Leaving the aguada, our road lay over a level and wooded plain, then wet and muddy from the recent rains, and at the distance of a league we reached the sugar rancho of a gentleman from Oxcutzcab, who had been a co-worker with Señor Trego in clearing out the aguada, and confirmed all that the latter had told us. A league beyond we came to the rancho of 'Y-a-walthel, inhabited entirely by Indians, and beyond our road opened upon a fine savanna, in which were several aguadas. Beyond this we reached the rancho of Choop, and came into a good road, different from the usual milpa paths, and like a well-beaten camino real, made so by the constant travelling of beasts with water kegs to the aguadas.
In the afternoon we passed the campo santo of Macoba, and very soon, ascending a hill, we saw through the trees the "old walls" of the ancient inhabitants. It was one of the wildest places we had seen; the trees were grander, and we were somewhat excited on approaching it, for we had heard that the old city was repeopled, and that Indians were again living in the buildings. It was almost evening; the Indians had returned from their work; smoke was issuing from the ruins, and, as seen through the trees, the very tops seemed alive with people; but as we approached we almost turned away with sorrow. It was like the wretched Arabs of the Nile swarming around the ruined temples of Thebes, a mournful contrast of present misery and past magnificence. The doors were stopped with leaves and branches; the sculptured ornaments on the façades were blackened by smoke rolling from the doorways, and all around were the confusion and filthiness of Indian housekeeping. As we rode up the Indians stared at us in astonishment and the scared women snatched up their screaming children and ran away.

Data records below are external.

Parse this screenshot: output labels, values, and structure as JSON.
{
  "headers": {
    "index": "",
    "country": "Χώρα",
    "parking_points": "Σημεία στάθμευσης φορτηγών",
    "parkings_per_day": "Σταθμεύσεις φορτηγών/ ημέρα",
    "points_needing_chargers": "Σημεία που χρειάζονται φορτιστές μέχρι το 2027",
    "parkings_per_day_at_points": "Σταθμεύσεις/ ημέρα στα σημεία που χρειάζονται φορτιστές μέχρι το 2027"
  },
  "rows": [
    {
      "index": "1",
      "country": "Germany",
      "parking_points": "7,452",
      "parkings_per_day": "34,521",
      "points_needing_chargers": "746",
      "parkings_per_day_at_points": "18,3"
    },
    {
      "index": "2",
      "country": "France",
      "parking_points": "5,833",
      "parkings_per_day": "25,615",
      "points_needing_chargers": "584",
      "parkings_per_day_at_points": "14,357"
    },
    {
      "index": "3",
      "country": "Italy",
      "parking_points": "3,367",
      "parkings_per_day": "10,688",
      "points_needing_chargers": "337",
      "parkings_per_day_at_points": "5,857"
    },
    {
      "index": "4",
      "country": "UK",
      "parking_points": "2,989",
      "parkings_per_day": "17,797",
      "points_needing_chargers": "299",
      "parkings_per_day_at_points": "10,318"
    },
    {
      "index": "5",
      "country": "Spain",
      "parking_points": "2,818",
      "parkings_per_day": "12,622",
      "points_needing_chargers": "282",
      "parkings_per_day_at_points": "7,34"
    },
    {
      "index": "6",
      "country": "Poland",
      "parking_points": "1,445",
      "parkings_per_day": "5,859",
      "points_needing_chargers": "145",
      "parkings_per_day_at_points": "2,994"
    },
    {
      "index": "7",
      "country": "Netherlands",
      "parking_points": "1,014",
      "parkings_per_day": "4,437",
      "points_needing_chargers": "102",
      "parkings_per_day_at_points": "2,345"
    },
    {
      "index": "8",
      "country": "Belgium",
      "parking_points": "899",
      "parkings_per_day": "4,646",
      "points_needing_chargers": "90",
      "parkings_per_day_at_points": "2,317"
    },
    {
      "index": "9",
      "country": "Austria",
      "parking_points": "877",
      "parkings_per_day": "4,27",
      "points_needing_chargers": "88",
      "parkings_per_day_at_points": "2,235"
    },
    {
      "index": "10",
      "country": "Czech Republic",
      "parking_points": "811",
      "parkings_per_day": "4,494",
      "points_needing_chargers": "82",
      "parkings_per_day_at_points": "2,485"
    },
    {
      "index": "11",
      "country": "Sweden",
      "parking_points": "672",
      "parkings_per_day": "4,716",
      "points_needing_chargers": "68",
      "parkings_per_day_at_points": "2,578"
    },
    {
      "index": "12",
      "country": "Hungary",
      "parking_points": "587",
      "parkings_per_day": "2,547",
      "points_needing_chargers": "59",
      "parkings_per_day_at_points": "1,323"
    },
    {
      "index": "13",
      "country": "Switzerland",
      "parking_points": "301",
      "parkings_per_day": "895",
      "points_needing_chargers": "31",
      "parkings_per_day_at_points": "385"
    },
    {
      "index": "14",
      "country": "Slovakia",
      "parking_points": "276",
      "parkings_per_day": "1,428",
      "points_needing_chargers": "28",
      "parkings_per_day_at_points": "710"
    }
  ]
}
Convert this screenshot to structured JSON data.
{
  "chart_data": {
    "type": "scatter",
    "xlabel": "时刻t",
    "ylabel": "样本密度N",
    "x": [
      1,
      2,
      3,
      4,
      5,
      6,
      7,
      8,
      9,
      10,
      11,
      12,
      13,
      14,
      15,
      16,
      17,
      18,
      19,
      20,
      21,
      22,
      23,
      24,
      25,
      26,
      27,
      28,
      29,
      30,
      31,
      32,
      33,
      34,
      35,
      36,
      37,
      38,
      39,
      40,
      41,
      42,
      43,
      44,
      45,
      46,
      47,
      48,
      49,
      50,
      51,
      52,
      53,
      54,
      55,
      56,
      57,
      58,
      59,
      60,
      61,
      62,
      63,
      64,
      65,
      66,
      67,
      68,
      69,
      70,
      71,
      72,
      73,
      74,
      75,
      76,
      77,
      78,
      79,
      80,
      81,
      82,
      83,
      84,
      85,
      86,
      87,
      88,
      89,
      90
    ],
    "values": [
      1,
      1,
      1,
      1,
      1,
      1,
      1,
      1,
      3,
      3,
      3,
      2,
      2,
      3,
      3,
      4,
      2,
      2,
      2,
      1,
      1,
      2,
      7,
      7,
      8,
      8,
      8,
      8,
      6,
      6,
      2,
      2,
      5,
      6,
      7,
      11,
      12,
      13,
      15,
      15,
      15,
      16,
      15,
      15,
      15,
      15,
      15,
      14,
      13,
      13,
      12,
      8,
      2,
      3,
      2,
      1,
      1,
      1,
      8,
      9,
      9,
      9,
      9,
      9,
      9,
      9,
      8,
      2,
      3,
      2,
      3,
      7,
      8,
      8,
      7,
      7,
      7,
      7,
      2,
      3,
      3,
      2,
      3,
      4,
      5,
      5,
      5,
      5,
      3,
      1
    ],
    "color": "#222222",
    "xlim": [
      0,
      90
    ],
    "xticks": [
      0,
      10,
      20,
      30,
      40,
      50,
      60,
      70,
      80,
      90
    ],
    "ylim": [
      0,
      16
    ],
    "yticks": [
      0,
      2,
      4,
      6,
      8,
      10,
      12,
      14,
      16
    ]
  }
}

Among these ruins a rancho had been erected for the major domo, and as everything we had heretofore seen belonging to the cura of Xul was in fine order, we had no fears about our accommodations; but we found that nothing in this world must be taken for granted. The rancho was thatched, and had a dirty earthen floor, occupied by heaps of corn, beans, eggs, boxes, baskets, fowls, dogs, and pigs. There were two small, dirty hammocks, in one of which was swinging an Indian lad, and from the other had just been taken a dead man, whose new grave we had seen at the campo santo.